It is further to be observed that, if the soul is regarded as an attunement in the Pythagorean sense, we should expect it to contain the three intervals then recognised, the fourth, the fifth and the octave, and this makes it extremely probable that Poseidonios was right in saying that the doctrine of the tripartite soul, as we know it from the Republic of Plato, was really Pythagorean. It is quite inconsistent with Plato's own view of the soul, but agrees admirably with that just explained.84

Burnet's Notes


81. Arist. De an. A, 3. 407 b 20 (R. P. 86 c).

82. Plato, Phaed. 85 e sqq.; and for Echekrates, ib. 88 d.

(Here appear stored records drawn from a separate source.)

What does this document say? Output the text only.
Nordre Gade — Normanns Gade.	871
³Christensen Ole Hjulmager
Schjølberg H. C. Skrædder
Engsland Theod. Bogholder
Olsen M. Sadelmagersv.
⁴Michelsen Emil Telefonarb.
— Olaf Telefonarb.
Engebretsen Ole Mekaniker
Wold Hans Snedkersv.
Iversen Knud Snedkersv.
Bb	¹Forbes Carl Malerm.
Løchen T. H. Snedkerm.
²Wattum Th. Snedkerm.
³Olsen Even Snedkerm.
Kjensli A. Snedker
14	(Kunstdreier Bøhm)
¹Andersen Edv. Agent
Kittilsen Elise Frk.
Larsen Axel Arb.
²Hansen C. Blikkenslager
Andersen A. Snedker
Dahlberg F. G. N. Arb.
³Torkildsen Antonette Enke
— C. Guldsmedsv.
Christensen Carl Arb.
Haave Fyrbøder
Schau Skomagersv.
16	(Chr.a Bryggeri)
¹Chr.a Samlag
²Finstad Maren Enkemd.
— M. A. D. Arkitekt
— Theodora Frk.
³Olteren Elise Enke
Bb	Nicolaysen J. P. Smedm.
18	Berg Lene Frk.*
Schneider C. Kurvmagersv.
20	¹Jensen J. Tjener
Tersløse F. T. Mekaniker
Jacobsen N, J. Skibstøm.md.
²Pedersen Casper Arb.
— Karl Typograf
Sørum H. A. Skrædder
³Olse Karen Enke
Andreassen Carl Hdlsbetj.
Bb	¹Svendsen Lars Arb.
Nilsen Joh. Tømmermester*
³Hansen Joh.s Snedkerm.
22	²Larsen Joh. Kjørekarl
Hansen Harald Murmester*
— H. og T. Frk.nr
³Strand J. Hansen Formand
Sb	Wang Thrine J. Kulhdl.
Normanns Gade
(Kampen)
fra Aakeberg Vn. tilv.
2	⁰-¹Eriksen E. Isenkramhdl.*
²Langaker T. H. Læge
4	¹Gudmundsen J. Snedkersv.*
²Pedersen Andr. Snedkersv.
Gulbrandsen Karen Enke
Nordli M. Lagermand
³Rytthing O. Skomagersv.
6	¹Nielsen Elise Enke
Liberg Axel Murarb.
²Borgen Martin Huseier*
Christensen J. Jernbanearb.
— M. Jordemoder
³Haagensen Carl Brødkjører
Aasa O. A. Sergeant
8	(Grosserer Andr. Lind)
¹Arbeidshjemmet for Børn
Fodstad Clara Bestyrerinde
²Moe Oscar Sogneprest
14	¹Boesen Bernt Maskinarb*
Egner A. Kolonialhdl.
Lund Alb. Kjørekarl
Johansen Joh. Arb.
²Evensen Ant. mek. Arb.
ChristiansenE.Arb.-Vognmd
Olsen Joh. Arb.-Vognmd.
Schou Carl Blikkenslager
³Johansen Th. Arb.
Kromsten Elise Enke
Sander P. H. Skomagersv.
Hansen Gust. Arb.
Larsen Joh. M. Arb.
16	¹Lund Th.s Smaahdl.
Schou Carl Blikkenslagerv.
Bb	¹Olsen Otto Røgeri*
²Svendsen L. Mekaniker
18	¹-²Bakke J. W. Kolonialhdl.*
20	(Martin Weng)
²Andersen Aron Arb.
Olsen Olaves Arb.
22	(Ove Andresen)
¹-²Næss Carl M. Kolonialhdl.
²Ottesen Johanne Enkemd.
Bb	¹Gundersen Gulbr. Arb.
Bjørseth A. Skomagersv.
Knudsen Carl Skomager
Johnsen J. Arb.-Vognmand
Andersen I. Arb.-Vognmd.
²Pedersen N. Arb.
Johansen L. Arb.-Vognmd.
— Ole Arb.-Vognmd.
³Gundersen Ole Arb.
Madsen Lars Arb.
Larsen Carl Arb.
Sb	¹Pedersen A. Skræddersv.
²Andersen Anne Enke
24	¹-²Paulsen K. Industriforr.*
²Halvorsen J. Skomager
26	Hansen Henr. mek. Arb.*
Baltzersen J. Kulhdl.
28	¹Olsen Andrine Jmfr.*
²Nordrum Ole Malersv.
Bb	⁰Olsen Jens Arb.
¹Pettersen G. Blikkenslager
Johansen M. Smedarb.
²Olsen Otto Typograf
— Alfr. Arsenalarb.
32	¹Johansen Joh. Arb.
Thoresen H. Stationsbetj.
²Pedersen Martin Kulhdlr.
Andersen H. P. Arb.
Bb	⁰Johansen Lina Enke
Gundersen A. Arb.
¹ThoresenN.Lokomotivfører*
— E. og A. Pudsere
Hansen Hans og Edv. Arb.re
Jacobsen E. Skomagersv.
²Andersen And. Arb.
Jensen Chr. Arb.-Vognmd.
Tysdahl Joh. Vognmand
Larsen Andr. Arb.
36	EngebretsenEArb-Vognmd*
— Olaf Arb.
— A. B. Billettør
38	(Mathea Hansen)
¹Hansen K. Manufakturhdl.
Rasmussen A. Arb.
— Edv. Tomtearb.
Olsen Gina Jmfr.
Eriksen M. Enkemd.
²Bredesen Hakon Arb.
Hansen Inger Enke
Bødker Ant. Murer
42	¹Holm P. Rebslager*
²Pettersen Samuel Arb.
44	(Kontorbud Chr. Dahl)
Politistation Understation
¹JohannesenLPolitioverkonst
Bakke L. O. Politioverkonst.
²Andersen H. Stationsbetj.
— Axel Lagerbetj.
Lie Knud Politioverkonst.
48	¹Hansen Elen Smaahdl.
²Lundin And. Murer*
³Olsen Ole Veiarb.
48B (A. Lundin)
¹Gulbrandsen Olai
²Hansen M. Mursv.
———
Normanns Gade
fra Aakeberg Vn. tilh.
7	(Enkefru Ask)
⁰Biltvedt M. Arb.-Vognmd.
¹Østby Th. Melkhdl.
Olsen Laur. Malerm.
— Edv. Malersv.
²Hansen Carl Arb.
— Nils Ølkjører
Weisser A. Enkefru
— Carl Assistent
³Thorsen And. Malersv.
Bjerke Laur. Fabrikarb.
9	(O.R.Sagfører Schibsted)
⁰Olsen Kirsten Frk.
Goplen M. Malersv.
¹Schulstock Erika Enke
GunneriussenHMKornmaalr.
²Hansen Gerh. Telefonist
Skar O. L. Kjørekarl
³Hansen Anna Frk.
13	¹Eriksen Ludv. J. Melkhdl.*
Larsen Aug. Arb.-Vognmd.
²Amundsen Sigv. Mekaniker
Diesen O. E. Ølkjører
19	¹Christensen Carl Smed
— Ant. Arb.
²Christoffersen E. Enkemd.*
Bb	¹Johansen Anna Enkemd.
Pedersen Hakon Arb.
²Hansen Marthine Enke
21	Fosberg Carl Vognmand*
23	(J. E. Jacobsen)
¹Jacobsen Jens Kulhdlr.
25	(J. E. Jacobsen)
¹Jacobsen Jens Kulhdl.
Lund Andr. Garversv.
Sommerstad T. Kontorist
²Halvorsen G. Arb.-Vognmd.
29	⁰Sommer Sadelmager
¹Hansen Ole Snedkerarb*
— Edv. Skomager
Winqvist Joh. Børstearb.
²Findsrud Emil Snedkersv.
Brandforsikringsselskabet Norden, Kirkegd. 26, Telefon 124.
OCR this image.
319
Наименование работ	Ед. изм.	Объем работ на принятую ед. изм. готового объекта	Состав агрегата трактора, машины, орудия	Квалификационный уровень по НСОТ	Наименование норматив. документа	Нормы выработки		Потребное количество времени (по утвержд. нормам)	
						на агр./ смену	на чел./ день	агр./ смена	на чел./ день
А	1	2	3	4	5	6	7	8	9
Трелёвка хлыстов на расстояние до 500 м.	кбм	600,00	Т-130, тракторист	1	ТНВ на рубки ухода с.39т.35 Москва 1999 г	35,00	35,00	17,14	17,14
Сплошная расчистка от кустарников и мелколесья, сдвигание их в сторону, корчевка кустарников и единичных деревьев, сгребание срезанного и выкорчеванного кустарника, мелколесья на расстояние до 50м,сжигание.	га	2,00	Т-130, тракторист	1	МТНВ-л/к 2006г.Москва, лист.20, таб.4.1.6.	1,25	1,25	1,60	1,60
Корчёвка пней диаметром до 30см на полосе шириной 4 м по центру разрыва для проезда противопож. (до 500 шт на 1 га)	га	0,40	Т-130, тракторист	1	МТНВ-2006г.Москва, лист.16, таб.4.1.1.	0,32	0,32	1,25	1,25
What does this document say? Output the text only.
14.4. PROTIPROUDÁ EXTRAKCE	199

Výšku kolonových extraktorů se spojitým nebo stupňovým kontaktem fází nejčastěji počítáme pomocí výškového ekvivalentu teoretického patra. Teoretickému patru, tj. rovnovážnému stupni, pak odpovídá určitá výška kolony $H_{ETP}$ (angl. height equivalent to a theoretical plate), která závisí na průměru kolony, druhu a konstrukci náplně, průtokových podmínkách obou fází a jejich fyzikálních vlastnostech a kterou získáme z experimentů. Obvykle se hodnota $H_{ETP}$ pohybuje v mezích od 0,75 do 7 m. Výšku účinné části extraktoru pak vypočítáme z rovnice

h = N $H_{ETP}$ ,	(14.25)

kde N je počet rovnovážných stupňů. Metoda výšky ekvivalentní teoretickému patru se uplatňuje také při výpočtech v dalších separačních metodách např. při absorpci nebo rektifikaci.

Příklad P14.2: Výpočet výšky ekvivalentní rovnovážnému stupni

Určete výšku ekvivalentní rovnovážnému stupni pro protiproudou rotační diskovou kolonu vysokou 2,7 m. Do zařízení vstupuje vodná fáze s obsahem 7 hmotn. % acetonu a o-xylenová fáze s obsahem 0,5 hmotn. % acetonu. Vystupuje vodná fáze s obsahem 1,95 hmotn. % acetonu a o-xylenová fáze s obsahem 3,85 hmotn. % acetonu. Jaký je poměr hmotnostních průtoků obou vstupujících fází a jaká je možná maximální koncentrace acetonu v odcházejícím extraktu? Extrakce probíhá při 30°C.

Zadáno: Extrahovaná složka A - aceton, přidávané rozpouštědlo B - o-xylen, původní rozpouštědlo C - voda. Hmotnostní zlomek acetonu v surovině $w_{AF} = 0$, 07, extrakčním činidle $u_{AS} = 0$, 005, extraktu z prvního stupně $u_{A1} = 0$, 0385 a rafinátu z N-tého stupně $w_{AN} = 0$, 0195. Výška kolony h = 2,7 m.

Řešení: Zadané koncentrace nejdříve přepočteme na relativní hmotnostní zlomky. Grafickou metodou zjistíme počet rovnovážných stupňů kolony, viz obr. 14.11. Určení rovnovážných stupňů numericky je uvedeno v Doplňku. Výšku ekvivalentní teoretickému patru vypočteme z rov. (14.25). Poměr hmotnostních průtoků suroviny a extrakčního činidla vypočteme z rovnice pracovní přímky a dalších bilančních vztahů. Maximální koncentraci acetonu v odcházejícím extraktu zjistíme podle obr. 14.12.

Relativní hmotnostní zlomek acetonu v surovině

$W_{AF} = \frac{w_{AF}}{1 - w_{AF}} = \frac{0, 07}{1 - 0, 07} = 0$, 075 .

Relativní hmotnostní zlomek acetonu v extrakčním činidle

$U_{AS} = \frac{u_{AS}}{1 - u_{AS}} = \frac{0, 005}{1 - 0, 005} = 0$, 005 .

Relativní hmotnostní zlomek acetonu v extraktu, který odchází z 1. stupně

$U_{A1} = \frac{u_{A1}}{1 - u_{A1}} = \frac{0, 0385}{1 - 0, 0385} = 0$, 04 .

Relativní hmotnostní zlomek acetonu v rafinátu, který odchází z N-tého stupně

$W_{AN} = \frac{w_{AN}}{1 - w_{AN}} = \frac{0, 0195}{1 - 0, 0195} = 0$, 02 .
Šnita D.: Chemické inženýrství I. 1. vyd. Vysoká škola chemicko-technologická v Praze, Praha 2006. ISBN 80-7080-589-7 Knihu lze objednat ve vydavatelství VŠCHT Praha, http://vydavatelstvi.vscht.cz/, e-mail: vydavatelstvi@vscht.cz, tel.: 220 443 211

83. Plato, Phaed. 86 b7-c5.

84. See J. L. Stocks, Plato and the Tripartite Soul (Mind N.S., No. 94, 1915, pp. 207 sqq.). Plato himself points to the connexion in Rep. 443 d, 5 συναρμόσαντα τρία ὄντα, ὥσπερ ὅρους τρεῖς ἁρμονίας ἀτεχνῶς, νεάτης τε καὶ ὑπάτης καὶ μέσης, καὶ εἰ ἄλλα ἄττα μεταξὺ τυγχάνει ὄντα (i.e. the movable notes). Now there is good ground for believing that the statement of Aristides Quintilianus (ii. 2) that the θυμικόν is intermediate between the λογικόν and the ἄλογον comes from the musician Damon (Deiters, De Aristidis Quint. fontibus, 1870), the teacher of Perikles (p. 255, n. 2), to whom the Platonic Sokrates refers as his authority on musical matters, but who must have died when Plato was quite young. Moreover, Poseidonios (ap. Galen, De Hipp. et Plat. pp. 425 and 478) attributed the doctrine of the tripartite soul to Pythagoras, αὐτοῦ μὲν τοῦ Πυθαγόρου συγγράμματος οὐδενὸς εἰς ἡμᾶς διασῳζομένου, τεκμαιρόμενος δὲ ἐξ ὧν ἔνιοι τῶν μαθητῶν αὐτοῦ γεγράφασιν.